The week ahead will feature PPI, inflation at the wholesale level and New Residential Construction tomorrow, zippo on Wednesday, Weekly Claims and Leading Indicators on Thursday, and Existing Home Sales on Friday to close out the week. Plenty to give us volatility. Stocks will be the main driver as we need to see if this is just minor consolidation or something bigger in the making. Say a 10% to 15% correction.
Austin Mortgage Rates Move Lower
Tame inflation data, strong demand for the Treasury auctions, and a lack of surprises from the Fed were all positive for Austin mortgage markets, and Austin mortgage rates ended the week lower.

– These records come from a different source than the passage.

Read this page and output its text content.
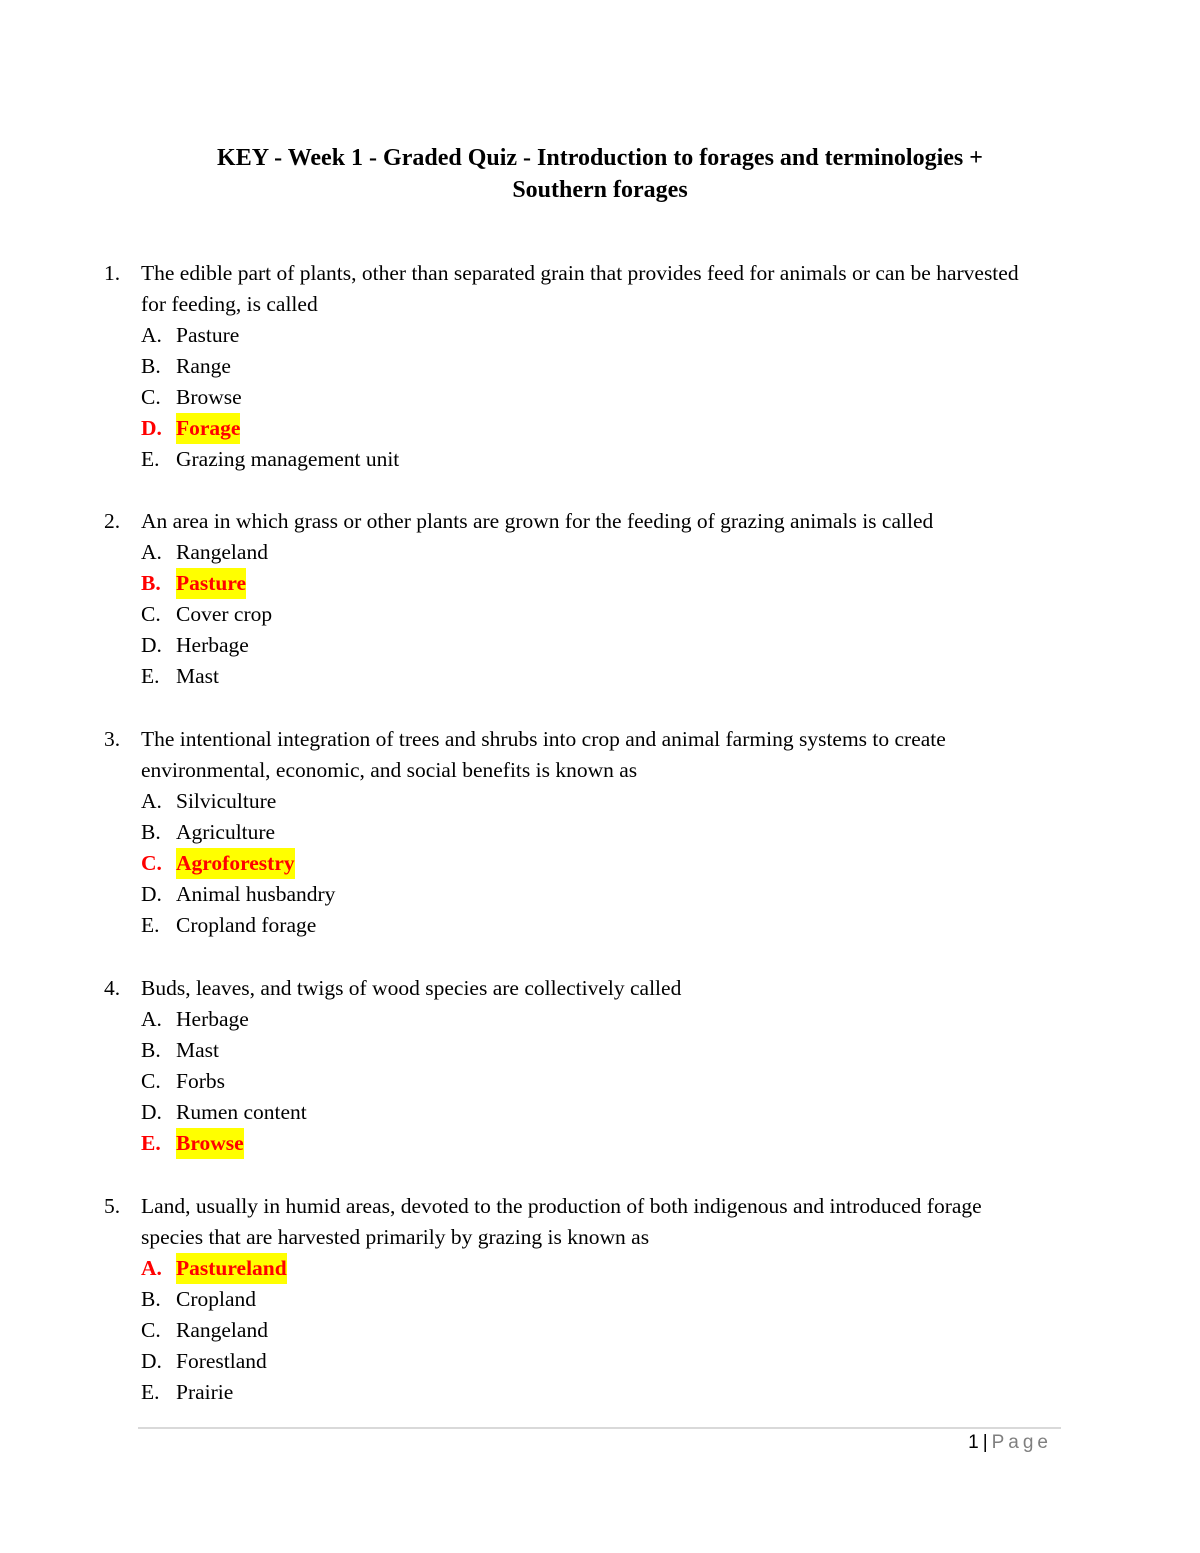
KEY - Week 1 - Graded Quiz - Introduction to forages and terminologies +
Southern forages
1. The edible part of plants, other than separated grain that provides feed for animals or can be harvested for feeding, is called
A. Pasture
B. Range
C. Browse
D. Forage
E. Grazing management unit
2. An area in which grass or other plants are grown for the feeding of grazing animals is called
A. Rangeland
B. Pasture
C. Cover crop
D. Herbage
E. Mast
3. The intentional integration of trees and shrubs into crop and animal farming systems to create environmental, economic, and social benefits is known as
A. Silviculture
B. Agriculture
C. Agroforestry
D. Animal husbandry
E. Cropland forage
4. Buds, leaves, and twigs of wood species are collectively called
A. Herbage
B. Mast
C. Forbs
D. Rumen content
E. Browse
5. Land, usually in humid areas, devoted to the production of both indigenous and introduced forage species that are harvested primarily by grazing is known as
A. Pastureland
B. Cropland
C. Rangeland
D. Forestland
E. Prairie
1 | Page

As expected, the Fed held the fed funds rate steady on Wednesday, and its statement contained few changes. The Fed suggested that economic activity is “leveling out”, rather than continuing to decline, and the Fed expects that inflation will remain subdued due to unused capacity in the economy. Of note, the Fed decided not to increase its $300 billion Treasury purchase program, which will end in October. No changes were announced for the $1.25 billion mortgage-backed securities (MBS) purchase program, which is set to conclude at the end of the year. Austin mortgage rates are largely determined by MBS prices, and the added Fed demand for MBS has helped keep Austin mortgage rates low. Investors will soon need to hear what the Fed plans to do with the MBS purchase program. The direction the Fed chooses could have a significant impact on Austin mortgage rates later in the year.

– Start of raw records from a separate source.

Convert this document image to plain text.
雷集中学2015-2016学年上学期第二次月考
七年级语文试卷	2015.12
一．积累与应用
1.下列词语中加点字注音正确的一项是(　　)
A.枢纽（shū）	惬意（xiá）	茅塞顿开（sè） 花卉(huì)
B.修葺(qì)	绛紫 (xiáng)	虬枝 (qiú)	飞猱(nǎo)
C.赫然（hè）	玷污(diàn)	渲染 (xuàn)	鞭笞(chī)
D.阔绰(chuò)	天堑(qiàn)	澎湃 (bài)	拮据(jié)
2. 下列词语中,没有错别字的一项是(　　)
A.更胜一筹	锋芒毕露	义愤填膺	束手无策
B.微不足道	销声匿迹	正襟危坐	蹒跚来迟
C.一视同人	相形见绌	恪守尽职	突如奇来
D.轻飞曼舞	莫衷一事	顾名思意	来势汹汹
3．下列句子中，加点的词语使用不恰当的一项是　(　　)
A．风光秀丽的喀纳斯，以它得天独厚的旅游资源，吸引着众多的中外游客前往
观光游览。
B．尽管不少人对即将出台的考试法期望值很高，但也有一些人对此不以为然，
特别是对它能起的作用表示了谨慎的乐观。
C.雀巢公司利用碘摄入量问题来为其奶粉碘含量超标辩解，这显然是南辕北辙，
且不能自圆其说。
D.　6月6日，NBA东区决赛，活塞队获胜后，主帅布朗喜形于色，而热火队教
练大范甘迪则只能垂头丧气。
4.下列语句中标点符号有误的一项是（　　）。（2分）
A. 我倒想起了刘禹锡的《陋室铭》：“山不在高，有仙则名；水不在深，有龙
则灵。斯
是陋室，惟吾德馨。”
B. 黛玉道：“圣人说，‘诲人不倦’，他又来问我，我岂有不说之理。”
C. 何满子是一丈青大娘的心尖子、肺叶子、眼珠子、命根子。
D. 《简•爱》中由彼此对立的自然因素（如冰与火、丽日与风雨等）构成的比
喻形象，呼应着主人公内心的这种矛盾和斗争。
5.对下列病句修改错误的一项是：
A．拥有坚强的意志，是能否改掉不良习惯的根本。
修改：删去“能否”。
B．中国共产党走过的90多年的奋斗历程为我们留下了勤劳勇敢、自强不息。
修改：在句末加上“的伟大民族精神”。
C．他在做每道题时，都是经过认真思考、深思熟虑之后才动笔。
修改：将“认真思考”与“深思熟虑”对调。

The economic data released during the week was favorable for mortgage rates. The July Consumer Price Index (CPI) inflation data was unchanged from June, and Core CPI, which excludes food and energy, rose at a tame 1.5% annual rate. Current inflation levels are not a cause of concern for investors. July Retail Sales dropped slightly from June. Excluding autos, the results fell well short of expectations.
One in every 355 U.S. homes are in some stage of foreclosure, a new record.

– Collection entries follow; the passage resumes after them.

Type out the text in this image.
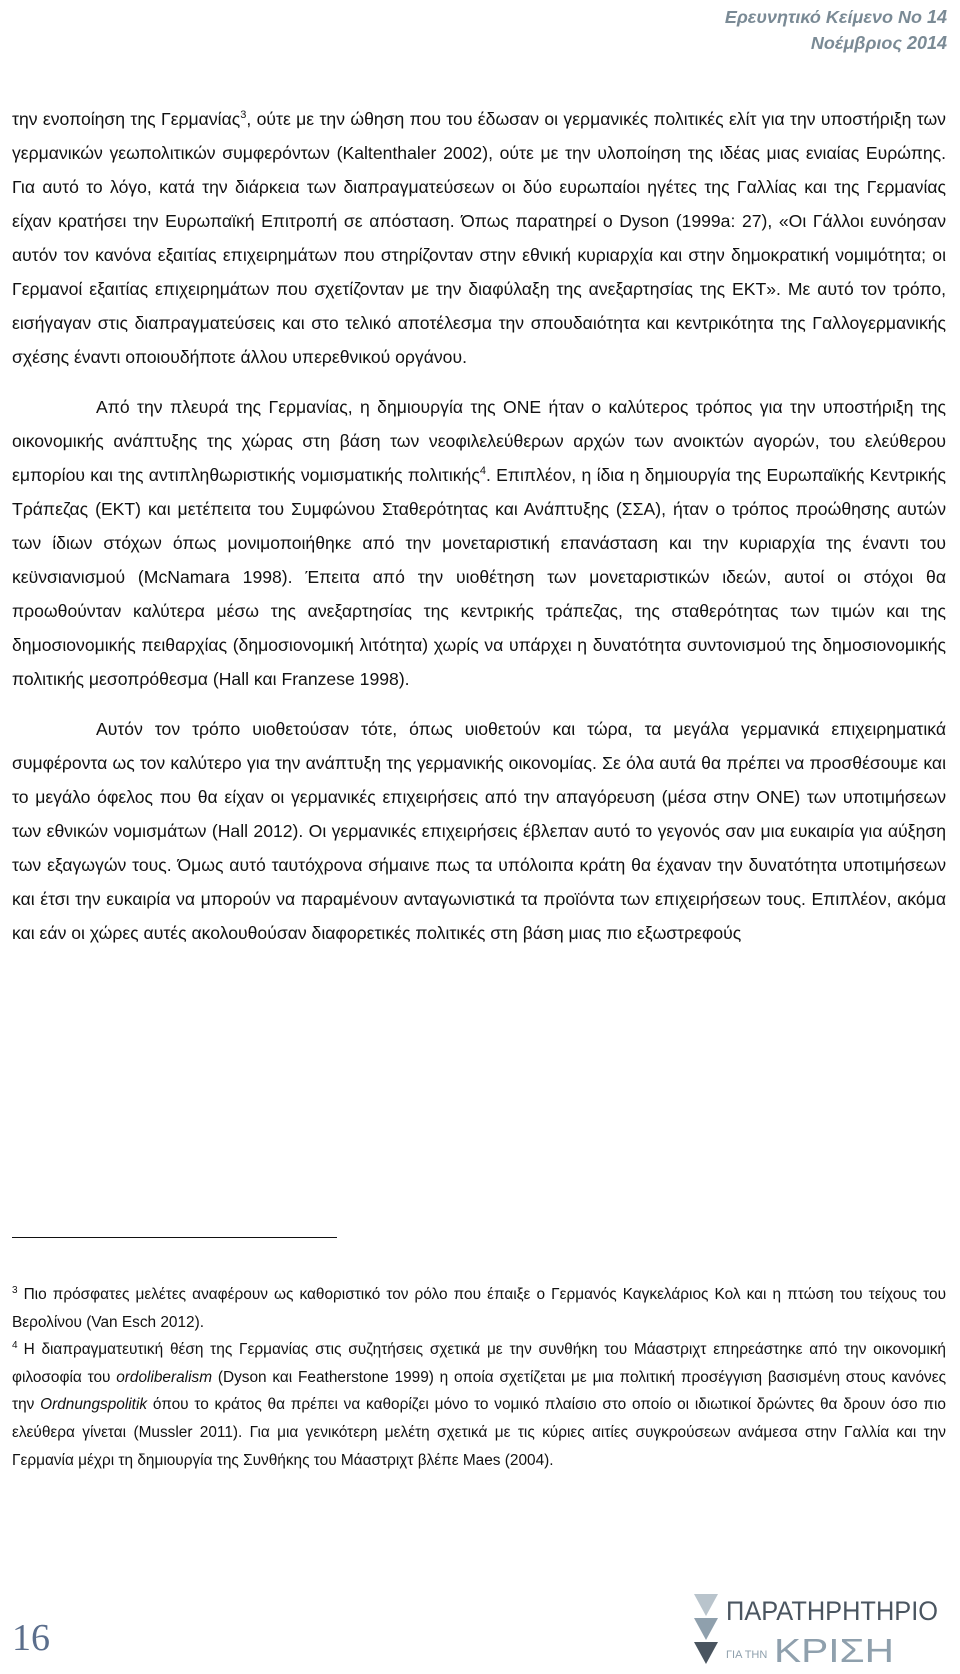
Ερευνητικό Κείμενο Νο 14
Νοέμβριος 2014

την ενοποίηση της Γερμανίας$^3$, ούτε με την ώθηση που του έδωσαν οι γερμανικές πολιτικές ελίτ για την υποστήριξη των γερμανικών γεωπολιτικών συμφερόντων (Kaltenthaler 2002), ούτε με την υλοποίηση της ιδέας μιας ενιαίας Ευρώπης. Για αυτό το λόγο, κατά την διάρκεια των διαπραγματεύσεων οι δύο ευρωπαίοι ηγέτες της Γαλλίας και της Γερμανίας είχαν κρατήσει την Ευρωπαϊκή Επιτροπή σε απόσταση. Όπως παρατηρεί ο Dyson (1999a: 27), «Οι Γάλλοι ευνόησαν αυτόν τον κανόνα εξαιτίας επιχειρημάτων που στηρίζονταν στην εθνική κυριαρχία και στην δημοκρατική νομιμότητα; οι Γερμανοί εξαιτίας επιχειρημάτων που σχετίζονταν με την διαφύλαξη της ανεξαρτησίας της ΕΚΤ». Με αυτό τον τρόπο, εισήγαγαν στις διαπραγματεύσεις και στο τελικό αποτέλεσμα την σπουδαιότητα και κεντρικότητα της Γαλλογερμανικής σχέσης έναντι οποιουδήποτε άλλου υπερεθνικού οργάνου.

Από την πλευρά της Γερμανίας, η δημιουργία της ΟΝΕ ήταν ο καλύτερος τρόπος για την υποστήριξη της οικονομικής ανάπτυξης της χώρας στη βάση των νεοφιλελεύθερων αρχών των ανοικτών αγορών, του ελεύθερου εμπορίου και της αντιπληθωριστικής νομισματικής πολιτικής$^4$. Επιπλέον, η ίδια η δημιουργία της Ευρωπαϊκής Κεντρικής Τράπεζας (ΕΚΤ) και μετέπειτα του Συμφώνου Σταθερότητας και Ανάπτυξης (ΣΣΑ), ήταν ο τρόπος προώθησης αυτών των ίδιων στόχων όπως μονιμοποιήθηκε από την μονεταριστική επανάσταση και την κυριαρχία της έναντι του κεϋνσιανισμού (McNamara 1998). Έπειτα από την υιοθέτηση των μονεταριστικών ιδεών, αυτοί οι στόχοι θα προωθούνταν καλύτερα μέσω της ανεξαρτησίας της κεντρικής τράπεζας, της σταθερότητας των τιμών και της δημοσιονομικής πειθαρχίας (δημοσιονομική λιτότητα) χωρίς να υπάρχει η δυνατότητα συντονισμού της δημοσιονομικής πολιτικής μεσοπρόθεσμα (Hall και Franzese 1998).

Αυτόν τον τρόπο υιοθετούσαν τότε, όπως υιοθετούν και τώρα, τα μεγάλα γερμανικά επιχειρηματικά συμφέροντα ως τον καλύτερο για την ανάπτυξη της γερμανικής οικονομίας. Σε όλα αυτά θα πρέπει να προσθέσουμε και το μεγάλο όφελος που θα είχαν οι γερμανικές επιχειρήσεις από την απαγόρευση (μέσα στην ΟΝΕ) των υποτιμήσεων των εθνικών νομισμάτων (Hall 2012). Οι γερμανικές επιχειρήσεις έβλεπαν αυτό το γεγονός σαν μια ευκαιρία για αύξηση των εξαγωγών τους. Όμως αυτό ταυτόχρονα σήμαινε πως τα υπόλοιπα κράτη θα έχαναν την δυνατότητα υποτιμήσεων και έτσι την ευκαιρία να μπορούν να παραμένουν ανταγωνιστικά τα προϊόντα των επιχειρήσεων τους. Επιπλέον, ακόμα και εάν οι χώρες αυτές ακολουθούσαν διαφορετικές πολιτικές στη βάση μιας πιο εξωστρεφούς

$^3$ Πιο πρόσφατες μελέτες αναφέρουν ως καθοριστικό τον ρόλο που έπαιξε ο Γερμανός Καγκελάριος Κολ και η πτώση του τείχους του Βερολίνου (Van Esch 2012).

$^4$ Η διαπραγματευτική θέση της Γερμανίας στις συζητήσεις σχετικά με την συνθήκη του Μάαστριχτ επηρεάστηκε από την οικονομική φιλοσοφία του ordoliberalism (Dyson και Featherstone 1999) η οποία σχετίζεται με μια πολιτική προσέγγιση βασισμένη στους κανόνες την Ordnungspolitik όπου το κράτος θα πρέπει να καθορίζει μόνο το νομικό πλαίσιο στο οποίο οι ιδιωτικοί δρώντες θα δρουν όσο πιο ελεύθερα γίνεται (Mussler 2011). Για μια γενικότερη μελέτη σχετικά με τις κύριες αιτίες συγκρούσεων ανάμεσα στην Γαλλία και την Γερμανία μέχρι τη δημιουργία της Συνθήκης του Μάαστριχτ βλέπε Maes (2004).

16
ΠΑΡΑΤΗΡΗΤΗΡΙΟ
ΓΙΑ ΤΗΝ ΚΡΙΣΗ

Both Weekly Unemployment Claims and Retails sales missed expectations as Claims rose 4K and Retail Sales fell .1%.The market had been looking for a drop in Weekly Claims of 9K. Continuing Claims fell 141K to the lowest level since April. Thoughts here are that the majority within that number depleted benefits instead of being called back to work. Retails Sales were a big disappointment, falling .1% headline and down .6% ex-autos. Analysis’s were looking for plus .7% print. The only sector that got a boost was auto sales as the “cash for clunkers” pushed a 2.4% gain into motor vehicle sales. Trouble is, that program will be out of money within a week. Gas station sales were the major drag in today’s report, down 2.1%. Building materials, electronics, sporting goods, and department store sales did not fare much better.
Our housing industry got an eye opener as well this morning as foreclosures rose 7.0% month on month and 32% year on year. One in every 355 U.S. homes are in some stage of foreclosure, a new record. Until we put people back to work, we will not see the end of this trend. On the bright side, it should give Congress all the ammo they need to continue the $8,000.00 1st time home buyer credit into 2010. Stocks dipped on the news and bonds reversed early losses. Currently, the 10 year note is up 7/32’s (yield 3.68%), mortgage backs are plus 5/32’s, and stocks up a baker’s dozen. Overall, we see the three bears market to be just right, not to hot or not to cold. Stocks holding their gains (on what I don’t know) and bonds challenging down trend resistance (good for mortgage pricing) are both working together. This decoupling is good to see as instruments, no matter what sector, trade on value instead of anxiety. Let’s call the market neutral/bullish as we are cautiously optimistic.